Posted 15 February 2012 - 10:04 PM

View PostSURYADEV, on 14 February 2012 - 11:13 PM, said:

So to put simply its a study of other cultures but with a presumption that any good/positive in that culture originates from a western/euro source?
Is this different from the study of subjeccts like Egyptology , Indology etc? Or is the pre-supposition of the 'ologies different?



That is just one example of how Orientalism works. Orientalism covers all studies of the 'orient' by the 'occidental' west. What Edward Said says (in the original work) is that he believes that whilst SOME progression might have taken place with the orientalism of Africa and say India, the one that remained the most retrogressive and obstinate was that towards Islam and Arabs. He says that the kind of racist comments that were commonly made about everyone (for example Jews, Arabs and Blacks) in past orientalism has shifted with only Muslims/Arabs being on the receiving end of the more stereotype statements.

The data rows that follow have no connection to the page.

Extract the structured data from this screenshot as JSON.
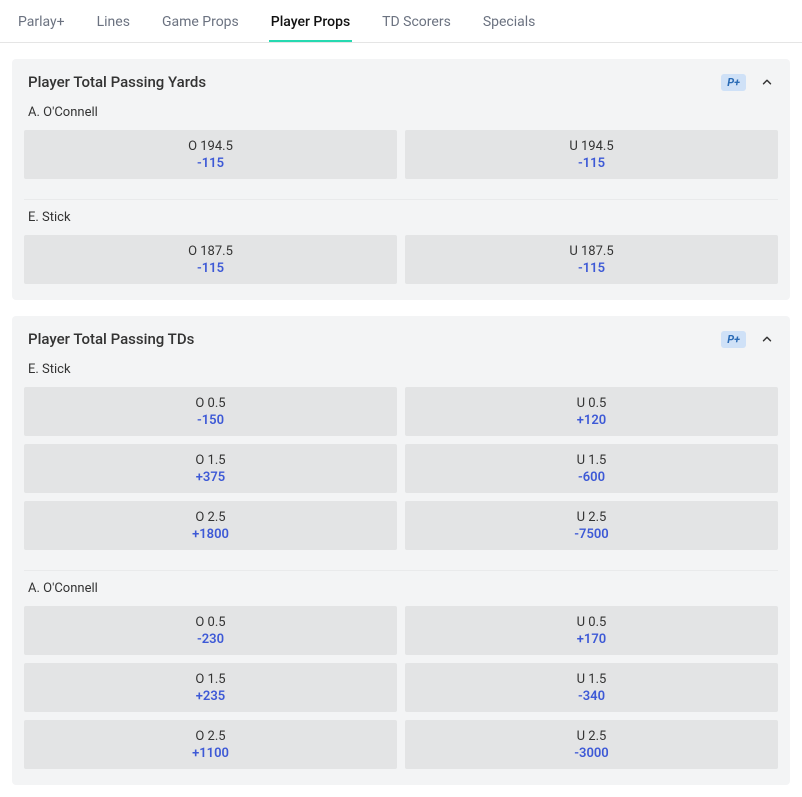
{
  "tabs": [
    {
      "label": "Parlay+",
      "active": false
    },
    {
      "label": "Lines",
      "active": false
    },
    {
      "label": "Game Props",
      "active": false
    },
    {
      "label": "Player Props",
      "active": true
    },
    {
      "label": "TD Scorers",
      "active": false
    },
    {
      "label": "Specials",
      "active": false
    }
  ],
  "badge_pplus": "P+",
  "sections": [
    {
      "title": "Player Total Passing Yards",
      "players": [
        {
          "name": "A. O'Connell",
          "rows": [
            {
              "over_line": "O 194.5",
              "over_odds": "-115",
              "under_line": "U 194.5",
              "under_odds": "-115"
            }
          ]
        },
        {
          "name": "E. Stick",
          "rows": [
            {
              "over_line": "O 187.5",
              "over_odds": "-115",
              "under_line": "U 187.5",
              "under_odds": "-115"
            }
          ]
        }
      ]
    },
    {
      "title": "Player Total Passing TDs",
      "players": [
        {
          "name": "E. Stick",
          "rows": [
            {
              "over_line": "O 0.5",
              "over_odds": "-150",
              "under_line": "U 0.5",
              "under_odds": "+120"
            },
            {
              "over_line": "O 1.5",
              "over_odds": "+375",
              "under_line": "U 1.5",
              "under_odds": "-600"
            },
            {
              "over_line": "O 2.5",
              "over_odds": "+1800",
              "under_line": "U 2.5",
              "under_odds": "-7500"
            }
          ]
        },
        {
          "name": "A. O'Connell",
          "rows": [
            {
              "over_line": "O 0.5",
              "over_odds": "-230",
              "under_line": "U 0.5",
              "under_odds": "+170"
            },
            {
              "over_line": "O 1.5",
              "over_odds": "+235",
              "under_line": "U 1.5",
              "under_odds": "-340"
            },
            {
              "over_line": "O 2.5",
              "over_odds": "+1100",
              "under_line": "U 2.5",
              "under_odds": "-3000"
            }
          ]
        }
      ]
    }
  ]
}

Personally I just feel that western orientalists have just learned to use more subtle language to mask their underlying notions of supremacy. For me W. H. McLeod was a text book modern orientalist on Sikhs.

In my view the different ologies now represent different developments in orientalism and have their own flavour (or style of attack). Said makes the point that the economic and strategic importance of the Arab territory gives the orientalism from there its own agenda and importance to the westerners who want to dominate the region economically and culturally.